FETO’yla mücadeleye ilişkin politikamızı ben çalıştım basınla paylaştım. Şu anda Türkiye’deki en kapsamlı mücadele yöntemleridir. Şu ana kadar üstüne bir metin çıkmadı. FETO mücadelesine ilişkin bu arkadaşların bir şey yapabileceğine dair ümidim kalmadı.

Senin FETÖ’cün benim FETÖ’cün diye ayırırsan. Damatlar kaçarsa. Çaycıyı, çorbacıyı hapsettiyseniz, devletin öğretmenlerini Bank Asya’dan maaş aldılar diye kapı önüne koyduysanız. KHK ile atılmış bu insanların özel sektörde iş bulmaları mümkün değil.

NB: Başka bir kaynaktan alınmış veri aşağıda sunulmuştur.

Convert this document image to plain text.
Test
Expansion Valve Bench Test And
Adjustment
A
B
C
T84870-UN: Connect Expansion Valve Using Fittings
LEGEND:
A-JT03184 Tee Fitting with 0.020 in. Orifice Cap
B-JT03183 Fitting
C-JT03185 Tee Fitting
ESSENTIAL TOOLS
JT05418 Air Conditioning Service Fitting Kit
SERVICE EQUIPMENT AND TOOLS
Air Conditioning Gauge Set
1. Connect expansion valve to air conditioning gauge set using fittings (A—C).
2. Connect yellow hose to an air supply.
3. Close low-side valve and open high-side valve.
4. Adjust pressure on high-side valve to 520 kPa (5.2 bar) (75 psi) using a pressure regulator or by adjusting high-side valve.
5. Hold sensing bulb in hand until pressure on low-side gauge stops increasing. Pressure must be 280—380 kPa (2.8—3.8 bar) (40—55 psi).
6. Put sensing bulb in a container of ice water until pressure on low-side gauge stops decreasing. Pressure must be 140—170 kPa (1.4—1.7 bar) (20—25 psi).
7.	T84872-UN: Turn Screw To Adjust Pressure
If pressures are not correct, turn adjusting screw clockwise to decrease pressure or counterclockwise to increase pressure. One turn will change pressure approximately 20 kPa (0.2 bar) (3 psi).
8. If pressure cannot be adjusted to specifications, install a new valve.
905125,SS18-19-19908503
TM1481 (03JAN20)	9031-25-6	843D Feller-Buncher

Tepedekiler, bu işi yönetenler kaçak. Borsası kuruldu bu işin. Devlet denilen nesne FETO’yla el sıkışmış mı, bizzat Mehmet Ali Şahin’e gittim bu referandumu yapmayın diye. Dedi ki, Git patronla konuş.”

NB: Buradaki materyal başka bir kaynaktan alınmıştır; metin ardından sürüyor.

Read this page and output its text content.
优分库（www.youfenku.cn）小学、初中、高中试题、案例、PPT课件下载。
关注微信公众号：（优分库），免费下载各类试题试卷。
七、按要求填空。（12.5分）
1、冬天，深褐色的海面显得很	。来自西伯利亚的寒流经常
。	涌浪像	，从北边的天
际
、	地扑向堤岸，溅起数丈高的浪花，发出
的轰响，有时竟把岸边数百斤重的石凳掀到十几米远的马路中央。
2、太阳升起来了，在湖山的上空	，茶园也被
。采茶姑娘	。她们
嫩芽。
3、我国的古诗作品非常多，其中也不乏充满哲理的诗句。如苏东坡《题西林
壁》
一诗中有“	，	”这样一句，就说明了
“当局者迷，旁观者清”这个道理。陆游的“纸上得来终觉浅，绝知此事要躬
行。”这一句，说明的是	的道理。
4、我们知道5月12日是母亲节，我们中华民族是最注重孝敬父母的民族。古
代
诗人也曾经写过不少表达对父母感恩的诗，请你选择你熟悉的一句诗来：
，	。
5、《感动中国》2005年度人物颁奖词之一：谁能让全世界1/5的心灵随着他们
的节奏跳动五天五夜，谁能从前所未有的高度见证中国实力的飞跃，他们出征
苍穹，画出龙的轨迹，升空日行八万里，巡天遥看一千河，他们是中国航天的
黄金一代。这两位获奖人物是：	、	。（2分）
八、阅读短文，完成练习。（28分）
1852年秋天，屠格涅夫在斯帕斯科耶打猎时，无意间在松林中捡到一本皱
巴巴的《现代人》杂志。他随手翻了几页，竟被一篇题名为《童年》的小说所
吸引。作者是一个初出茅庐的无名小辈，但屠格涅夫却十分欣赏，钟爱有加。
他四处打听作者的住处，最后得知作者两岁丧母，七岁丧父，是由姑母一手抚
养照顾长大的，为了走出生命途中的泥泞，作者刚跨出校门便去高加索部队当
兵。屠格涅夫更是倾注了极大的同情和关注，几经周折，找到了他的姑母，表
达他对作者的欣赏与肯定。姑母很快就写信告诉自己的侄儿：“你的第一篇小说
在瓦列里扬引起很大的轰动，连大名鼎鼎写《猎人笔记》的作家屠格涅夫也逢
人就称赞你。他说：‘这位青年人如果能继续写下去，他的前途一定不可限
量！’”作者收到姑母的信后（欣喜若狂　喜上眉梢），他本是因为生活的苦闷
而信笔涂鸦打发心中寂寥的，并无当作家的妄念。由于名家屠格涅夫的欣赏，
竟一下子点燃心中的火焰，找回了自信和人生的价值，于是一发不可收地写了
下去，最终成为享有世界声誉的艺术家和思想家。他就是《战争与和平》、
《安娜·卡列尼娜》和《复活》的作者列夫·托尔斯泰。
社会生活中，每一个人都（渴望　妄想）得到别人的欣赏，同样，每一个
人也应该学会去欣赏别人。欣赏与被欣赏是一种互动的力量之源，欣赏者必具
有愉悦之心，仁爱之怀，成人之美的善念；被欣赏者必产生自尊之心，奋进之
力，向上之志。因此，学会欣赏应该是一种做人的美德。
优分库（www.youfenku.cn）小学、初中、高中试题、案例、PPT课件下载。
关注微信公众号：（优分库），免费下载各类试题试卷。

15 Temmuz’un olmasının nedeni 2010’daki o referandumdur. Sonra ordunun tepesine Balyoz indi. Bir ülke düşünün ki Genelkurmay Başkanı yargılansın. FETO meselesinde aynaya bakacak insanlar. Bugünün sonuçlarını gördüm.

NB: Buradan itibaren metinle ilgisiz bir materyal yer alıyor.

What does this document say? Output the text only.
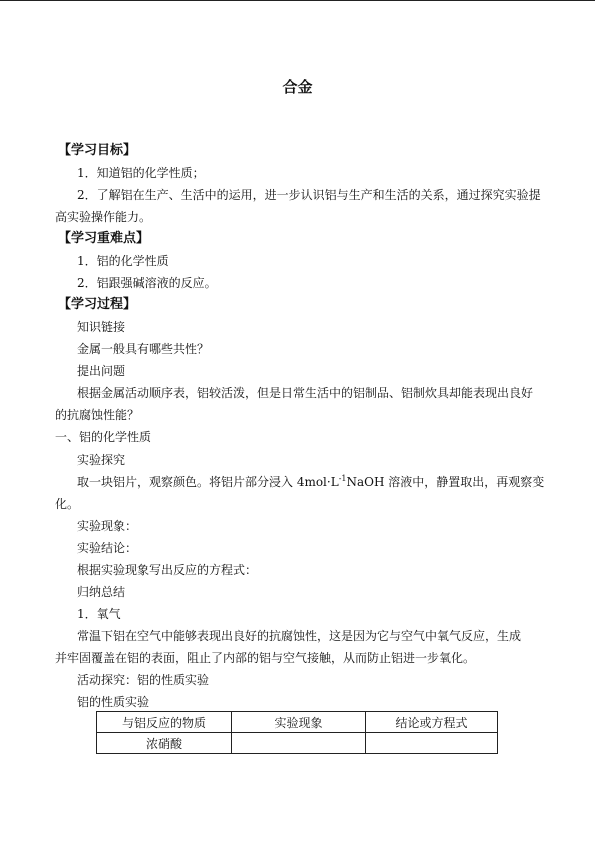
合金
【学习目标】
1．知道铝的化学性质；
2．了解铝在生产、生活中的运用，进一步认识铝与生产和生活的关系，通过探究实验提
高实验操作能力。
【学习重难点】
1．铝的化学性质
2．铝跟强碱溶液的反应。
【学习过程】
知识链接
金属一般具有哪些共性？
提出问题
根据金属活动顺序表，铝较活泼，但是日常生活中的铝制品、铝制炊具却能表现出良好
的抗腐蚀性能？
一、铝的化学性质
实验探究
取一块铝片，观察颜色。将铝片部分浸入 $4mol\cdot L^{-1}NaOH$ 溶液中，静置取出，再观察变
化。
实验现象：
实验结论：
根据实验现象写出反应的方程式：
归纳总结
1．氧气
常温下铝在空气中能够表现出良好的抗腐蚀性，这是因为它与空气中氧气反应，生成
并牢固覆盖在铝的表面，阻止了内部的铝与空气接触，从而防止铝进一步氧化。
活动探究：铝的性质实验
铝的性质实验
与铝反应的物质	实验现象	结论或方程式
浓硝酸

Yargıyı kim teslim etti kardeşim. 17-25 Aralık olmasaydı bu ilişki sürecek mi sürecek. Meclis Başkanı’nın damadı kaçak. Önüne gelene FETÖcü diyor adam. İsmail Kahraman’a sorun bakalım damat neden kaçak. Şimdi turnusol kağıdı şu: kim çok bulaşmışsa bu işe en çok o bağırır. En çok AK Parti’nin bünyesinde kim bağırıyorsa bilin ki FETOcudur, kripto falan değil.

Ben PKK’yı silahlı ve ayrılıkçı bir terör örgütü olarak görüyorum. Bununla ilgili hiçbir şüphe yok. Güneydoğu’da yaşayan insanlar şu anki sistem içerisinde yaşayamıyorlar. Ahlat’ta kalıyorum. Bayramın 1. gününü orada geçireceğim. Ahlat’ta bir büyük sofra kuracağız. Görünenle bilinen arasında çok fazla fark var. Güneydoğu’da yaşayan vatandaşlarımızın kalkıp da PKK savunucusu gibi algılanmasına karşıyım. Arasında fark vardır ve bu farkın da benim tarafımdan bilindiğini ahali biliyor. 14 Mayıs’ta herkese nüfus cüzdanını çıkarttırdım ya mesele odur. Bu çok önemli bir kavramdır ve bunun 81 milyon insan tarafından anlaşıldığını biliyorum.

EKONOMİ POLİTİKASI

Bizim paramız değersizleşiyor şu anda. Siyasetçi değer kaybettiği zaman ülkenin parası değer kaybeder. Yatırım gelmez çünkü demokrasiyle ilgili problem vardır, çünkü adalet yoktur, çünkü rüşvet vardır. Adalet deyince herkes siyasi bir şey zannediyor. Biz sizinle alacak verecek meselesinden mahkemelik olduk, ben haklıyım ama siz AK Parti’yle iltisaklı bir avukat tuttunuz. Dinleyenler bilecektir, o davayı siz kazanırsınız.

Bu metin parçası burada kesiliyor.